Resistance to artistic aspiration is typical. In general, people aren’t going to leap onboard your dream train. It’s cute for a teenager to talk of becoming a novelist, or a poet. The gloss is tarnished once you travel beyond the solar system of middling youth and into young adulthood. If it has not already begun, it will begin. If it has begun, it will now begin in earnest. People will gently, or not so gently, undermine your artistic endeavors. How will you pay off your loans? How will you pay off a mortgage? How will you afford a family? What will become of you?
Grow up. Get real. It’s for your own good. We love you. Stop, just stop.
They will attempt to subvert you. They will attempt to cajole and coerce you. They will roll their eyes and shake their heads and talk about you in hushed tones of mourning. When you pursue the dream of being an author, people always mourn you. They will bargain with you. They will read your words and pronounce you No Hemingway, no Jackson, no McCarthy.
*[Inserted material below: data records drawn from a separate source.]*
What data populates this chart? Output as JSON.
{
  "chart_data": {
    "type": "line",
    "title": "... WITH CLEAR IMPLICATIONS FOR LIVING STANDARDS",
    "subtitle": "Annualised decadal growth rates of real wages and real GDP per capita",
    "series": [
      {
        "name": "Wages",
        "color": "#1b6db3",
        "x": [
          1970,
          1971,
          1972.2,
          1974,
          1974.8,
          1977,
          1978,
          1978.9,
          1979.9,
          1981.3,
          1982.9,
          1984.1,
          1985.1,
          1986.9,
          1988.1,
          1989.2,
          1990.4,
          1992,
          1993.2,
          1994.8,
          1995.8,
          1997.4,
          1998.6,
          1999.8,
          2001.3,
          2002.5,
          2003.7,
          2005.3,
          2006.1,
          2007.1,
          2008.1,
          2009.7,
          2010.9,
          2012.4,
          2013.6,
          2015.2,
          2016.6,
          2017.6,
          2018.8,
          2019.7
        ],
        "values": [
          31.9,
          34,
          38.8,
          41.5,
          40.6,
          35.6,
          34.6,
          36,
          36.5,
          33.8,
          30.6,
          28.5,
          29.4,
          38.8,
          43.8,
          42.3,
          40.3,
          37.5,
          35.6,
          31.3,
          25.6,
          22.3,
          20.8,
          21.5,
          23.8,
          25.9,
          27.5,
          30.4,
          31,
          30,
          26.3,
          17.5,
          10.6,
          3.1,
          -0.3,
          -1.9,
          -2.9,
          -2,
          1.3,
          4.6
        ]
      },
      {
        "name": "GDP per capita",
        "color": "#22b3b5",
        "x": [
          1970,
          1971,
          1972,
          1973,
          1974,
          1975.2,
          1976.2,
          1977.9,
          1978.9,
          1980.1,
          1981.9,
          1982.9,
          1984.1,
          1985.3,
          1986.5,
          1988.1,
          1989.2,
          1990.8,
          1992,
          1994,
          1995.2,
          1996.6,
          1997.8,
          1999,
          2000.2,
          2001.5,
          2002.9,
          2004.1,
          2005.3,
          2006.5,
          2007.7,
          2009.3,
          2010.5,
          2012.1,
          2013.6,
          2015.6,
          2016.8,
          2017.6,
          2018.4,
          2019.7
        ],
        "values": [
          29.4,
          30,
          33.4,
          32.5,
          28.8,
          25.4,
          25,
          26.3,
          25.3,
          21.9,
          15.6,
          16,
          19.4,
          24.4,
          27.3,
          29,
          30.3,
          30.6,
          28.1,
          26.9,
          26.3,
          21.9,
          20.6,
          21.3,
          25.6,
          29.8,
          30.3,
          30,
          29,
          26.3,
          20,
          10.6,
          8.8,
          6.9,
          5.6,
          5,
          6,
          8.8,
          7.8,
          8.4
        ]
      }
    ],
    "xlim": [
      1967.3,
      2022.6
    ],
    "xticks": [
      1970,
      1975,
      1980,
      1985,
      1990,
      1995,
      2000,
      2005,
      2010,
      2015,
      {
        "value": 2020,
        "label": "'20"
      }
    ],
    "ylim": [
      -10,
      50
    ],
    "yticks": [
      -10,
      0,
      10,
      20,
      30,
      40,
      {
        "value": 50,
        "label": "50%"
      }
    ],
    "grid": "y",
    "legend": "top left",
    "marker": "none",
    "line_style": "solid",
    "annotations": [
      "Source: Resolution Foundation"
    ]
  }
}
They will probably be correct in this latter judgment. It doesn’t matter. Hemingway was no Faulkner, Jackson was no Shelley, McCarthy is no Steinbeck. None of them were Shakespeare. Be sure they were told this or something like this and by someone who loved them, wanted the best for them.
Print is dead. Publishing is dead. No one reads. We love you. So stop.
They’ll do anything to blunt your progress, to deflect your trajectory. They’ll offer you a raise at the sausage plant. They’ll marry you, knock you up, or get knocked up. They’ll send you down the trail behind a team of huskies. They’ll jail you. Drug you. Withhold love. Punish you. Blast your mind with a 24 hour news cycle and infinite cartoons on the Cartoon Network. They will guilt you for the hours you spend apart, writing, dreaming. The most insidious of them will publish you, review you, praise or condemn you, encourage you to rest on your laurels or to simply quit, the world is better off without you, because you’ve made it, or because you never will. And so they say, Stop. Quit. We love you. Come back to us, don’t leave us here.
They will do anything to stop you. Remember. They love you. You have to be ready for that.